Minyatür; sanatçının hayallerini, rüyalarını kendi özüne dönüp en ince ayrıntısına kadar nakşettiği kadim bir sanattır. Sabrın, aşkın yolculuğudur; bestekârın besteleri, yazarın öyküsüdür; sanatçının birikimlerinin özünü kâğıda yansıtmasıdır; beyin, kalp ve el maharetinin ortaklaşa çalışıp kâğıt üzerinde bütünleşmesidir.
Kendine has özellikleri olan eski bir Türk resim tarzıdır minyatür. Osmanlı döneminde “tasvir” veya “nakış” olarak bilinen minyatürü yapan sanatkârlar “nakkaş”, “müsavvir” ya da “şebihnüvis” olarak anılmıştır. Türk minyatürlerinin en eski örnekleri Uygur Türklerine aittir. 8. ve 9. yüzyılda Maniheist duvar resimlerinde görülen bu eserler Türk minyatür sanatının kaynağını oluştururlar.
İlk zamanlar sözü ve öyküyü resimle desteklemeyi amaçlayan minyatür, okuma yazma bilmeyen topluluklara dinî ve ahlaki kuralları anlatmayı hedeflemiş, bu sayede kalıcılığı sağlanmıştır. O dönemlerde kültür elçisi görevinde olan, bilgileri iç içe olduğu topluma aktarmayı amaçlayan gezici derviş, bahşî veya kâtipler, geniş bir coğrafyaya yayılmış olan Türklere kültürel mirası taşımış, gittikleri her yere aktarmakla kalmamış, kalıcı izler de bırakmışlardır. Selçuklu Türkleri döneminde bu hareket devam etmiş ve geliştirilerek ilk İslam minyatürleri oluşturulmuştur. Osmanlı minyatürünün Doğu’dakilerden en önemli farkı konu seçimidir ve portreler dikkate değerdir.

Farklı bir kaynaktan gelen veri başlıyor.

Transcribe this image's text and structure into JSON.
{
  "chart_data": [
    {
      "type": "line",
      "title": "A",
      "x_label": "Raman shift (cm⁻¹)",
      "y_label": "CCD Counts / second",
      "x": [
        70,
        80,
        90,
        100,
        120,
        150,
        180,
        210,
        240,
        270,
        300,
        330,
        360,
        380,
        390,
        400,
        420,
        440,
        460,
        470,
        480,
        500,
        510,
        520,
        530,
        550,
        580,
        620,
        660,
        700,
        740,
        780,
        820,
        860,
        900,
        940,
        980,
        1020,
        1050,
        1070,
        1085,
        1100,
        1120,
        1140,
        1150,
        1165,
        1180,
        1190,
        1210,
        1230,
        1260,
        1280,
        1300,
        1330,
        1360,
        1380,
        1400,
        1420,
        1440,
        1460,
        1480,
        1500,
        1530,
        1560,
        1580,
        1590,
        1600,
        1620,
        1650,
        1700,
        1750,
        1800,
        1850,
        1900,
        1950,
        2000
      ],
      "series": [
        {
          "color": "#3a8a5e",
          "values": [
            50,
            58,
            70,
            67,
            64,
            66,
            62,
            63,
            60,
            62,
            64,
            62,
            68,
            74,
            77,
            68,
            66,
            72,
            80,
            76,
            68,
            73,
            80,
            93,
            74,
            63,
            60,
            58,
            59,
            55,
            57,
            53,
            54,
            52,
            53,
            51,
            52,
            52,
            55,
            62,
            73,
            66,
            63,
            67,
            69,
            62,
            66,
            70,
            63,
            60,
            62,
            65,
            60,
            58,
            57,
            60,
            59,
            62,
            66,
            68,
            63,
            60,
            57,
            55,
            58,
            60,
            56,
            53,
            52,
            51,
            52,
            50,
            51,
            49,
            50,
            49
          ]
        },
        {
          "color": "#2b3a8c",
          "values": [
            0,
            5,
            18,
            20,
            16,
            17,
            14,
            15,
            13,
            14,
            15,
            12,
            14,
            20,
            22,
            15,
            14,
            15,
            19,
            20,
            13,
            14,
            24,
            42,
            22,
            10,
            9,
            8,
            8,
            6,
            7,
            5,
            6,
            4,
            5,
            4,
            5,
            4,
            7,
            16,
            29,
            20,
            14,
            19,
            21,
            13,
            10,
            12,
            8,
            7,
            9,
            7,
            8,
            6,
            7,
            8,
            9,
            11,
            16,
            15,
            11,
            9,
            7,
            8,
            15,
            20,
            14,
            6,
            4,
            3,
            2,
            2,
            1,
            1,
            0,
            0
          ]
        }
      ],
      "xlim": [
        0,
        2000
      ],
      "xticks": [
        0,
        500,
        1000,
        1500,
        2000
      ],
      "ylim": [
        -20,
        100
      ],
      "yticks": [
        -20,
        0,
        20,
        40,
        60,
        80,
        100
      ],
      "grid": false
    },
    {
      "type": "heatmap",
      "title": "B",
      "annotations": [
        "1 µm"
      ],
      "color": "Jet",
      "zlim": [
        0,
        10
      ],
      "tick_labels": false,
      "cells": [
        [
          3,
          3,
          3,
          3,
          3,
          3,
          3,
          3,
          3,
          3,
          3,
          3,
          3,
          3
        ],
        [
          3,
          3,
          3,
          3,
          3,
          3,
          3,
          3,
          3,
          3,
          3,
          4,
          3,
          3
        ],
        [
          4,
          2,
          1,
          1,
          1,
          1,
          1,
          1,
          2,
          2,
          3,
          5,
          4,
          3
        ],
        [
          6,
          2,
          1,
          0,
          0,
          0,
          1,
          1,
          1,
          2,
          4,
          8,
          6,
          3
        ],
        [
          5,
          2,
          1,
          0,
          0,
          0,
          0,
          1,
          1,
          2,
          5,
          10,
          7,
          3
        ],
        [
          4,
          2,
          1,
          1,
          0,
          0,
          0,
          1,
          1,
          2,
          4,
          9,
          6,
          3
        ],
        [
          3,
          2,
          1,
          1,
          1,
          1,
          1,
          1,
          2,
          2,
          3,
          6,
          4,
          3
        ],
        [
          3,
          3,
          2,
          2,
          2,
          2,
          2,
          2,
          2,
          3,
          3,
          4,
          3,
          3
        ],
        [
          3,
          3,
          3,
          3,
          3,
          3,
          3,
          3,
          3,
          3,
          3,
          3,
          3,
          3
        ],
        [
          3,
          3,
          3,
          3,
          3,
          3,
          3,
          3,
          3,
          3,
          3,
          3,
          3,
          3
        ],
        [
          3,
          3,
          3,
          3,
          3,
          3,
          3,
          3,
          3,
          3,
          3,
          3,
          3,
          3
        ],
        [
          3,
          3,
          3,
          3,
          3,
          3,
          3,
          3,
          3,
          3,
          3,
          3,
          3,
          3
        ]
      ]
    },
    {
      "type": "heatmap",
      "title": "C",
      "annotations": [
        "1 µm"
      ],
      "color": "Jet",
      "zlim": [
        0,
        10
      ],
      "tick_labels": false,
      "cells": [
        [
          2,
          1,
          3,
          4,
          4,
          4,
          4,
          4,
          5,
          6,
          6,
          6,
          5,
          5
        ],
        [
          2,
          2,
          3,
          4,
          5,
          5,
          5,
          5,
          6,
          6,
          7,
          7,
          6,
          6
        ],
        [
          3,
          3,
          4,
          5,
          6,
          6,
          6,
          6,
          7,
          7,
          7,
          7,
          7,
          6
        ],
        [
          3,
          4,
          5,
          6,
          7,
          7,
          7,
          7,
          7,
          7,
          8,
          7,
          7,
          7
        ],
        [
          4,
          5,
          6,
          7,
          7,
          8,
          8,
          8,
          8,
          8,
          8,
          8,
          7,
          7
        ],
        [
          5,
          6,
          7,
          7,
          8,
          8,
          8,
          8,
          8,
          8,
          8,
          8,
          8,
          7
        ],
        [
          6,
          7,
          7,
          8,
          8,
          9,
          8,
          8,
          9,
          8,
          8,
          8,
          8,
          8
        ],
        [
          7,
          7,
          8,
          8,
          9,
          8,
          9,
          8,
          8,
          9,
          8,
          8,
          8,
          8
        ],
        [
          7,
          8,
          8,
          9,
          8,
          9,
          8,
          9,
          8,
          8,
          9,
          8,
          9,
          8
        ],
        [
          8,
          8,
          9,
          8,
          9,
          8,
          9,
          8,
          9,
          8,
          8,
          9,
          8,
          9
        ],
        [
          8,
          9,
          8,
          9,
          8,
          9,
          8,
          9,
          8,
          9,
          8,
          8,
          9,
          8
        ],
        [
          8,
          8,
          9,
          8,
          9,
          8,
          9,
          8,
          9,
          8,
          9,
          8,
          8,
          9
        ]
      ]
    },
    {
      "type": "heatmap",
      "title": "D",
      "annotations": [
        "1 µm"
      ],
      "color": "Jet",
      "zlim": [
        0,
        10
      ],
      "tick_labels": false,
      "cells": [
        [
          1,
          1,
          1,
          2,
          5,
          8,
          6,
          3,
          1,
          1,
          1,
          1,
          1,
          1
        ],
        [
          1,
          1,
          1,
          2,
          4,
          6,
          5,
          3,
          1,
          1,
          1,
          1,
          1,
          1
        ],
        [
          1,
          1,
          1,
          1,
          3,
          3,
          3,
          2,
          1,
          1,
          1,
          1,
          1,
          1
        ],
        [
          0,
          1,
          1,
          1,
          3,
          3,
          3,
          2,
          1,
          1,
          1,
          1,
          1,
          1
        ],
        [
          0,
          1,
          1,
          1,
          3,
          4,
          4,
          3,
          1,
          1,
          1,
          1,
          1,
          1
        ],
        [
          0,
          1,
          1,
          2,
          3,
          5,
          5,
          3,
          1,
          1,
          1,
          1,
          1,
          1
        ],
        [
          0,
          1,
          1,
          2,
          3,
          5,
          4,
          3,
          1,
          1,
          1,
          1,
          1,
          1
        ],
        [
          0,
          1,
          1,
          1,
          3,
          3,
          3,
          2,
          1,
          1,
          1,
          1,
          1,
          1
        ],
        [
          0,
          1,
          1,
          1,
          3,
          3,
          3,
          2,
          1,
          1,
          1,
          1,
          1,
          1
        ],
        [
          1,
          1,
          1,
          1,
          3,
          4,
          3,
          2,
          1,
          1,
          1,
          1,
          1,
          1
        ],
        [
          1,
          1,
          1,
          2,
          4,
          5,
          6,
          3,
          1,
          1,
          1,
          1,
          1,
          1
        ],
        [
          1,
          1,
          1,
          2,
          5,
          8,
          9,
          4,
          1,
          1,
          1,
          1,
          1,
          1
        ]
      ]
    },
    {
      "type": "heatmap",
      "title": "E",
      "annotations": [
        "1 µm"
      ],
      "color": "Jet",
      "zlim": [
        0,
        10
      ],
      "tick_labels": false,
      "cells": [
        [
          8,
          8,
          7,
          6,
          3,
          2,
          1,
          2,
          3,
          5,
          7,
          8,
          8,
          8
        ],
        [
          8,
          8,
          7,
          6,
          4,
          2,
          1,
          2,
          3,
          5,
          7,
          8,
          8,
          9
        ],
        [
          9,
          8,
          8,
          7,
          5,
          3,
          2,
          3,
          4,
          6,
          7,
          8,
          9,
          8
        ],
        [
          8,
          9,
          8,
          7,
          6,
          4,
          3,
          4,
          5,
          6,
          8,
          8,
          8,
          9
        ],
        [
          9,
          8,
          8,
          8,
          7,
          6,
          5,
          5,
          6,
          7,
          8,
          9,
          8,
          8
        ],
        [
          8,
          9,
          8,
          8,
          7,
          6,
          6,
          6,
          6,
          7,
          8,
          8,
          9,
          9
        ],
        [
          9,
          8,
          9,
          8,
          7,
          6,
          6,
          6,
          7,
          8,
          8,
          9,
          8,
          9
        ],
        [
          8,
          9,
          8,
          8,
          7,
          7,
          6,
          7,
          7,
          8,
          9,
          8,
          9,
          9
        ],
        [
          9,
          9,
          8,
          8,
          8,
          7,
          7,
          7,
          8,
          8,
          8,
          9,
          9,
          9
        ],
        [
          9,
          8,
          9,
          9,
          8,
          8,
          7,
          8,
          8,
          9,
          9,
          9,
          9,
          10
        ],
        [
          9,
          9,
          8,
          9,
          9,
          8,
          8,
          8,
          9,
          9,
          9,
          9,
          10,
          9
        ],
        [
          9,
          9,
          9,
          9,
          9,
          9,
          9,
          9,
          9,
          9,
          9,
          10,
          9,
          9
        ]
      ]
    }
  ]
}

İSLAM RESİM SANATININ TEMSİLCİSİ
Minyatürlerin en büyük özelliği gerçeği yansıtmasıdır. Bu sebeptendir ki tarihî belge özelliği taşırlar. Tarihe tanıklık eden ve döneminin aynası olan önemli fotoğraflardır. Görsel sanat zenginliği açısından İslam kitap sanatında ayrıcalıklı bir yere sahip olan minyatür aynı zamanda İslam resim sanatının temsilcisi ünvanını da alır. Zamanının tarihî, edebî ve ilmî konuları nakşedilmiştir kâğıda. İlk zamanlar Hint kâğıdı, parşömen, aharlı kâğıt üzerine el yapımı farklı hayvan tüylerinden elde edilen fırçalarla kök boyalar kullanılarak icra edilmiştir. Günümüzde ise bu malzemeler çeşitlenerek artmıştır.
Bu işin erbaplarından Makrakçı Nasuh, Nakkaş Osman, Nigarî, Levni gibi isimler Türk minyatür sanatının şaheserlerini ortaya çıkarmışlardır. Tarihî ve kültürel mirasımızı yansıtan Türk süsleme sanatlarından minyatür, bir dünya mirası olarak UNESCO İnsanlığın Somut Olmayan Kültürel Mirası Temsili Listesi’ne 2020 yılında alınmıştır.
MİNYATÜR NASIL YAPILIR?
Minyatür sanatçısının yolculuğu düşünmekle başlar. Gözlerini kapar, eserin son hâlini tasarlar ve zihnindeki yolculuk eser bitiminde sona erer.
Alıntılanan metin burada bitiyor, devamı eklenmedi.